I’ve historically avoided investing in hardware. Hardware is hard – expensive, slow, risky. (I should know.) If anything, the problems with building and selling consumer hardware are the same today as they were a decade ago: everyone expects Apple-level design, the margins are thin, there’s manufacturing lag to contend with, and you’re at the mercy of supply chains. You run the risk of placing an order for a million units, then the world moves on, and suddenly you’re stuck with warehouses of unsold products.
And yet.
This moment feels different in a way that’s causing me to reluctantly reevaluate my own beliefs.
With AI, we built something close to a digital god. Then we crammed it into a web app and typed at it. Yes, we’ve added audio, image, even video – but still, we mostly just talk to it through a box. If this tech is as powerful as we know it is, shouldn’t we be able to interact with it in more meaningful ways? Shouldn’t it come along with us on the journey?
In the last two weeks alone, I’ve met with dozens of hardware founders. They’re all saying some version of: AI needs a body. I’ve heard everything from glasses to pins to Labubu-style toys. Everyone’s experimenting. This new wave of smart, young founders who are building in hardware is undeniably compelling. They feel the same way: this AI ghost needs a shell (iykyk). And typing into a laptop ain’t it.
Think back to the mobile shift. At first, it just seemed like the same behavior on a smaller screen. But then entirely new behaviors emerged – DoorDash, Uber, Snap – products that weren’t possible on desktop. That happened because the hardware changed. With that pocket-sized form factor, you suddenly had location, cameras, payment capabilities, and more, and you were on the move.
Dare I say — AI hasn’t had that moment yet. Not for everyday consumers. The models are still too big for mobile AI to really work. So though I’m loath to admit it, I’m starting to think: maybe hardware is the missing link.
I believe the biggest consumer breakthrough in AI over the past six months has been the open-ended memory layer. It’s what makes AI functionally impossible to turn off, and infinitely more useful. The more context AI gets, the more valuable it becomes. Look at Oura, a $5 billion+ company. It works because by tracking 180+ biomarkers, it gives AI context.

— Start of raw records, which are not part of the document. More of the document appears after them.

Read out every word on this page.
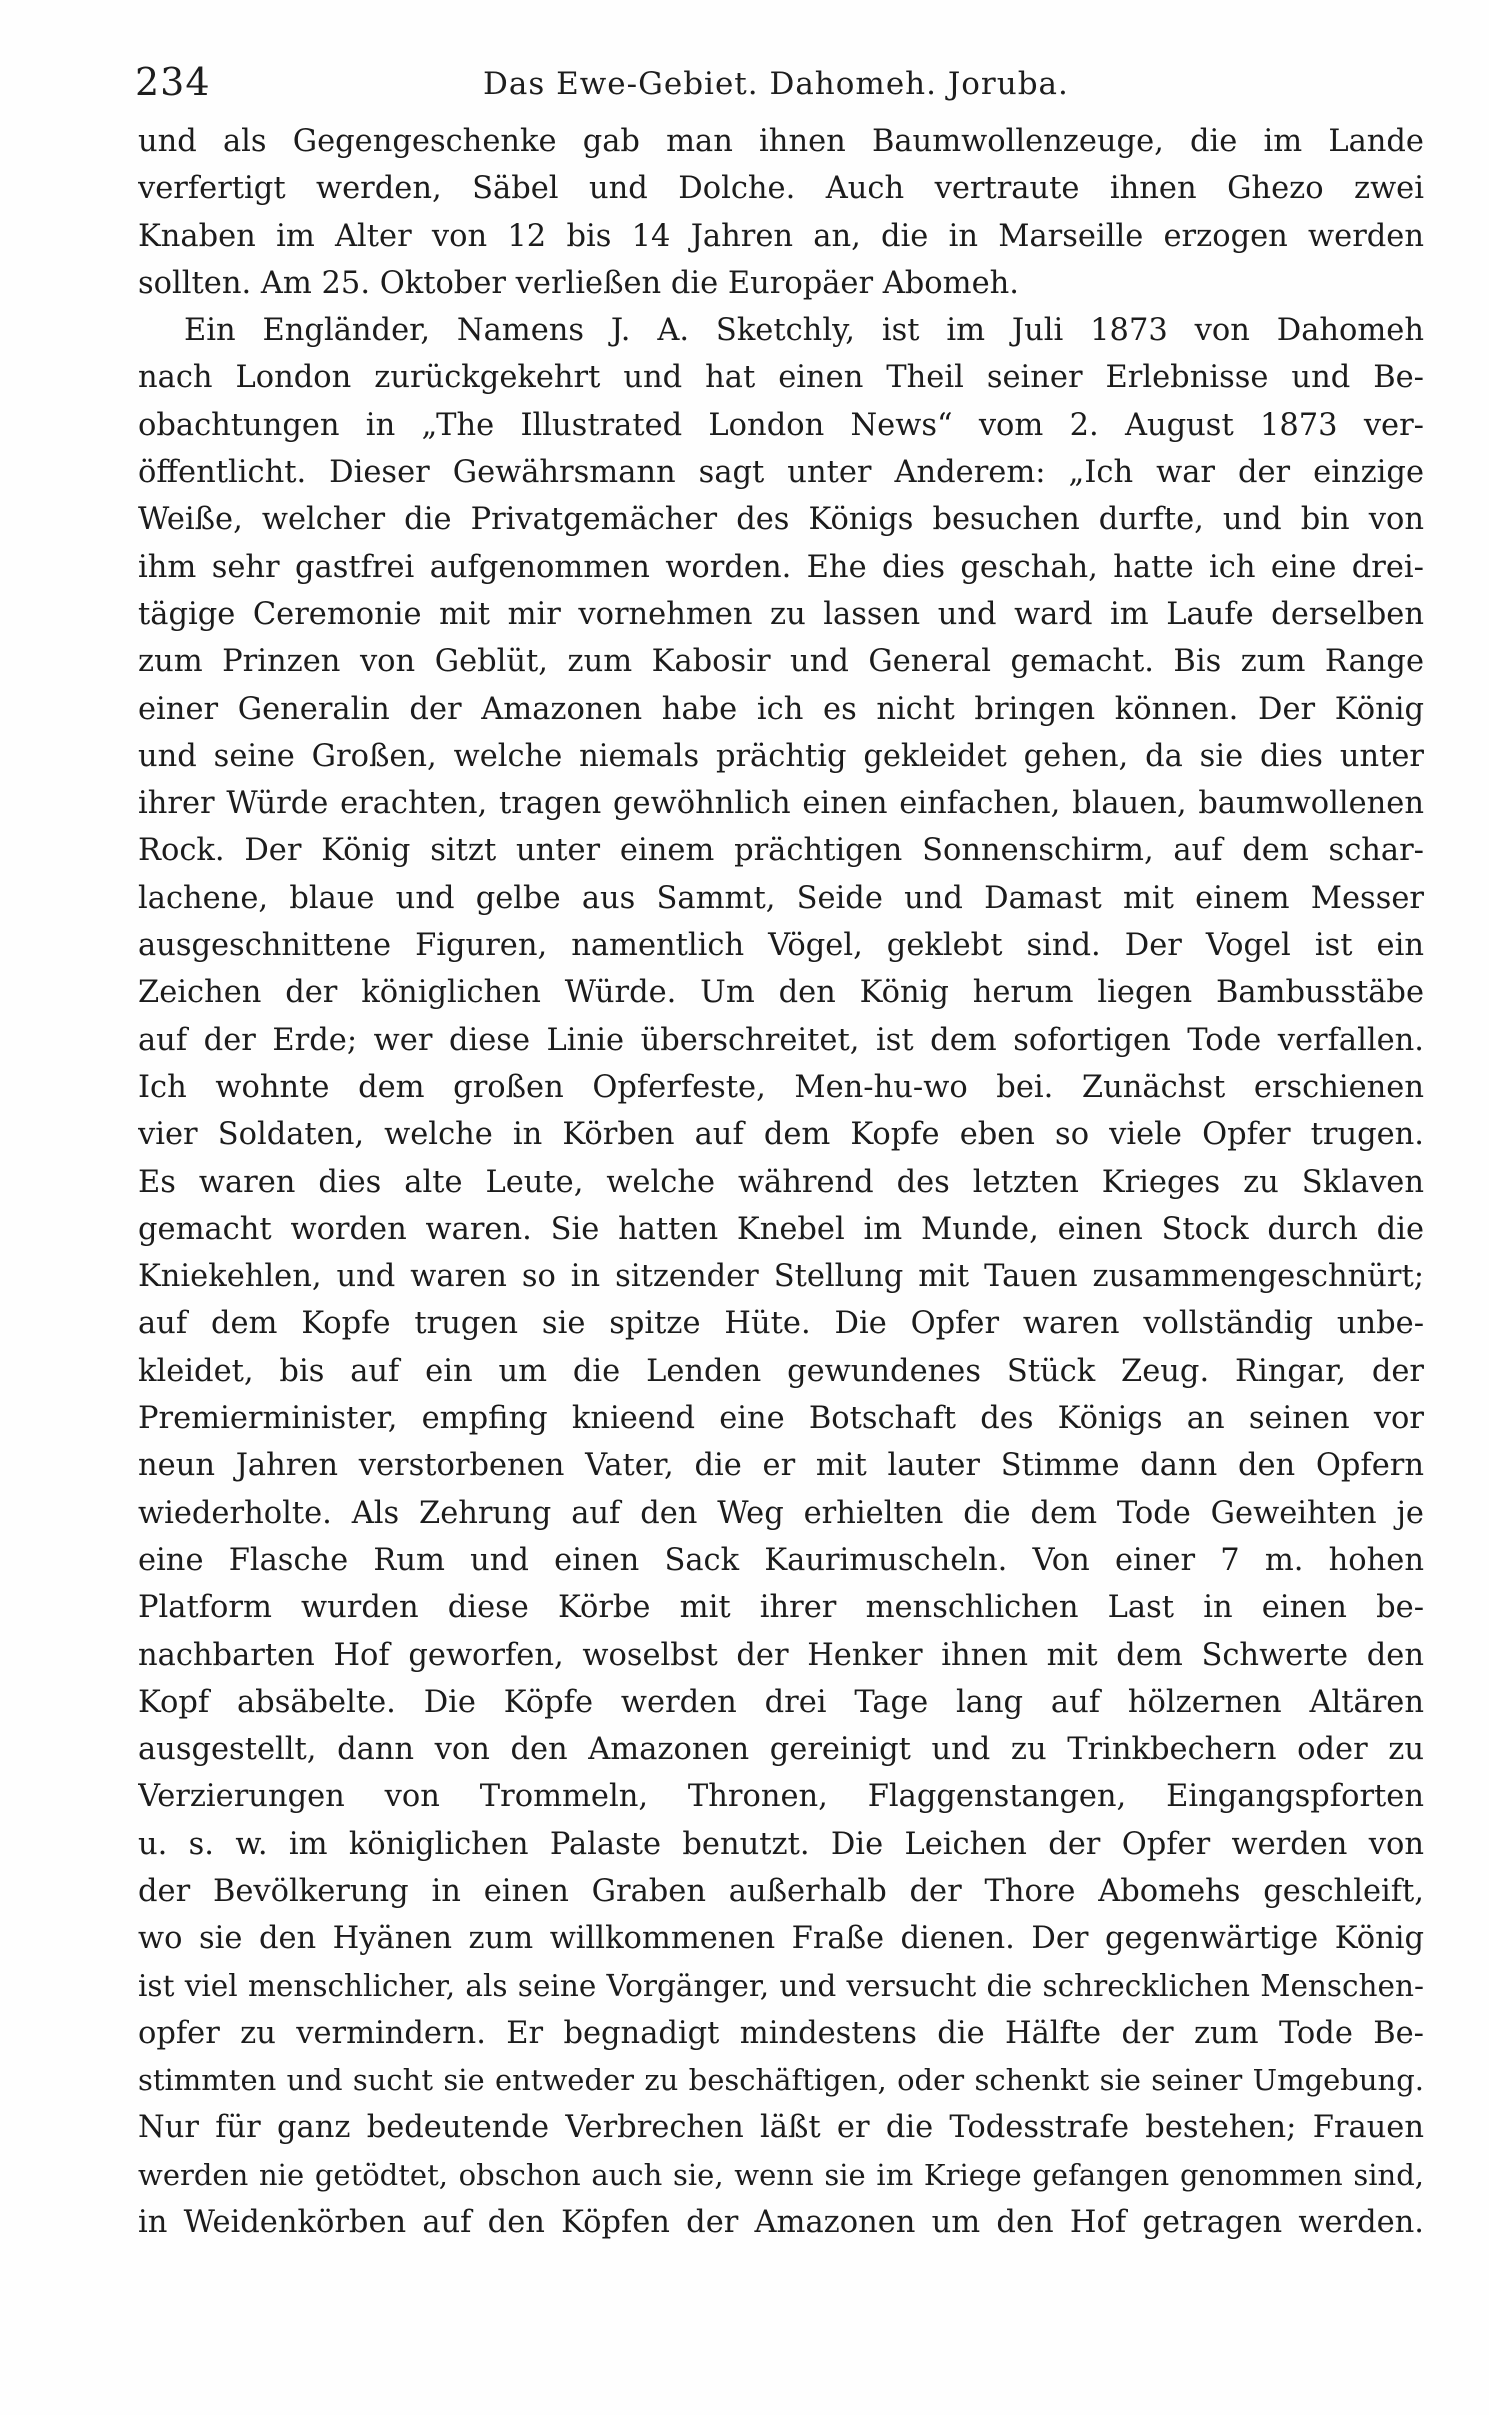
234	Das Ewe-Gebiet. Dahomeh. Joruba.
und als Gegengeschenke gab man ihnen Baumwollenzeuge, die im Lande
verfertigt werden, Säbel und Dolche. Auch vertraute ihnen Ghezo zwei
Knaben im Alter von 12 bis 14 Jahren an, die in Marseille erzogen werden
sollten. Am 25. Oktober verließen die Europäer Abomeh.
Ein Engländer, Namens J. A. Sketchly, ist im Juli 1873 von Dahomeh
nach London zurückgekehrt und hat einen Theil seiner Erlebnisse und Be-
obachtungen in „The Illustrated London News“ vom 2. August 1873 ver-
öffentlicht. Dieser Gewährsmann sagt unter Anderem: „Ich war der einzige
Weiße, welcher die Privatgemächer des Königs besuchen durfte, und bin von
ihm sehr gastfrei aufgenommen worden. Ehe dies geschah, hatte ich eine drei-
tägige Ceremonie mit mir vornehmen zu lassen und ward im Laufe derselben
zum Prinzen von Geblüt, zum Kabosir und General gemacht. Bis zum Range
einer Generalin der Amazonen habe ich es nicht bringen können. Der König
und seine Großen, welche niemals prächtig gekleidet gehen, da sie dies unter
ihrer Würde erachten, tragen gewöhnlich einen einfachen, blauen, baumwollenen
Rock. Der König sitzt unter einem prächtigen Sonnenschirm, auf dem schar-
lachene, blaue und gelbe aus Sammt, Seide und Damast mit einem Messer
ausgeschnittene Figuren, namentlich Vögel, geklebt sind. Der Vogel ist ein
Zeichen der königlichen Würde. Um den König herum liegen Bambusstäbe
auf der Erde; wer diese Linie überschreitet, ist dem sofortigen Tode verfallen.
Ich wohnte dem großen Opferfeste, Men-hu-wo bei. Zunächst erschienen
vier Soldaten, welche in Körben auf dem Kopfe eben so viele Opfer trugen.
Es waren dies alte Leute, welche während des letzten Krieges zu Sklaven
gemacht worden waren. Sie hatten Knebel im Munde, einen Stock durch die
Kniekehlen, und waren so in sitzender Stellung mit Tauen zusammengeschnürt;
auf dem Kopfe trugen sie spitze Hüte. Die Opfer waren vollständig unbe-
kleidet, bis auf ein um die Lenden gewundenes Stück Zeug. Ringar, der
Premierminister, empfing knieend eine Botschaft des Königs an seinen vor
neun Jahren verstorbenen Vater, die er mit lauter Stimme dann den Opfern
wiederholte. Als Zehrung auf den Weg erhielten die dem Tode Geweihten je
eine Flasche Rum und einen Sack Kaurimuscheln. Von einer 7 m. hohen
Platform wurden diese Körbe mit ihrer menschlichen Last in einen be-
nachbarten Hof geworfen, woselbst der Henker ihnen mit dem Schwerte den
Kopf absäbelte. Die Köpfe werden drei Tage lang auf hölzernen Altären
ausgestellt, dann von den Amazonen gereinigt und zu Trinkbechern oder zu
Verzierungen von Trommeln, Thronen, Flaggenstangen, Eingangspforten
u. s. w. im königlichen Palaste benutzt. Die Leichen der Opfer werden von
der Bevölkerung in einen Graben außerhalb der Thore Abomehs geschleift,
wo sie den Hyänen zum willkommenen Fraße dienen. Der gegenwärtige König
ist viel menschlicher, als seine Vorgänger, und versucht die schrecklichen Menschen-
opfer zu vermindern. Er begnadigt mindestens die Hälfte der zum Tode Be-
stimmten und sucht sie entweder zu beschäftigen, oder schenkt sie seiner Umgebung.
Nur für ganz bedeutende Verbrechen läßt er die Todesstrafe bestehen; Frauen
werden nie getödtet, obschon auch sie, wenn sie im Kriege gefangen genommen sind,
in Weidenkörben auf den Köpfen der Amazonen um den Hof getragen werden.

There are two versions of gathering that all-important context: active input and passive input. Active input is what we do with ChatGPT. But, come on: people get lazy; transcribing your day into ChatGPT each night is extreme early adopter behavior. Most people will opt for passive input. That’s why all these early productivity tools are Chrome extensions that integrate with your email and calendar. They’re trying to passively collect context.
But this can’t stay on the laptop. It’s too magical for that. It needs to move with us. It needs to be ambient.
If that’s the case, the smart person who’s followed tech for longer than five minutes would ask: why aren’t we all walking around wearing AI glasses or pins or rings then? To me, it seems obvious: the social cues around these products just haven’t settled yet.
Social acceptability is the bottleneck. For better or worse, a Google Glass-style device still feels sci-fi and creepy to most. Nobody wants to look like they’re recording everything. For hardware to break through, it needs to be invisible, desirable, and – the real kicker – it needs a use case everyone agrees is worth it.
This is key. The form factor determines what kind of data you can collect, which determines what the AI can do. My prediction is we’ll start somewhere lighter than always-on cameras: sound. I expect we’ll see a form that can house mics without being intrusive. We don’t know what that looks like yet. But we do know this: AI becomes dramatically more useful when it has context, and hardware might be the only way to collect that context passively.
I’m not interested in debating the fashionability of a particular brand of glasses or accessory. It’s possible this elusive hardware ends up tethered to the iPhone, which already has 7 billion units moving through the world – or something phone-adjacent, like Airpods. More likely, though, it’ll be built by someone less encumbered by privacy constraints, someone who can gather the kind of passive context AI needs to be undeniably valuable. Which leads us to…
I met a founder recently who’s building cheap AI glasses for factory workers, not for consumers. He’s solving a very specific problem: how do you collect hand-motion data to train robots? For that, he doesn’t need long battery life or social appeal. He just needs repeatable, structured input, and a factory is a great place to get it. It’s not a mainstream use case, but it is precise.
That’s the “what” I’m looking for: precise, valuable, socially acceptable use cases. That’s how the hardware wedge will happen.
We’ve built a technology that’s too powerful to live in a text box. Increasingly, people want it in their lives. They just need a purpose for it that feels right.
Loveable’s cofounder famously claims to be building the last piece of software. Let’s assume, for a moment, that he’s right. Now the question becomes: what brings that software into our lives in a real way?
If I’m to believe the dozens of smart, convincing young founders I’ve met this month, maybe, just maybe, it’s hardware.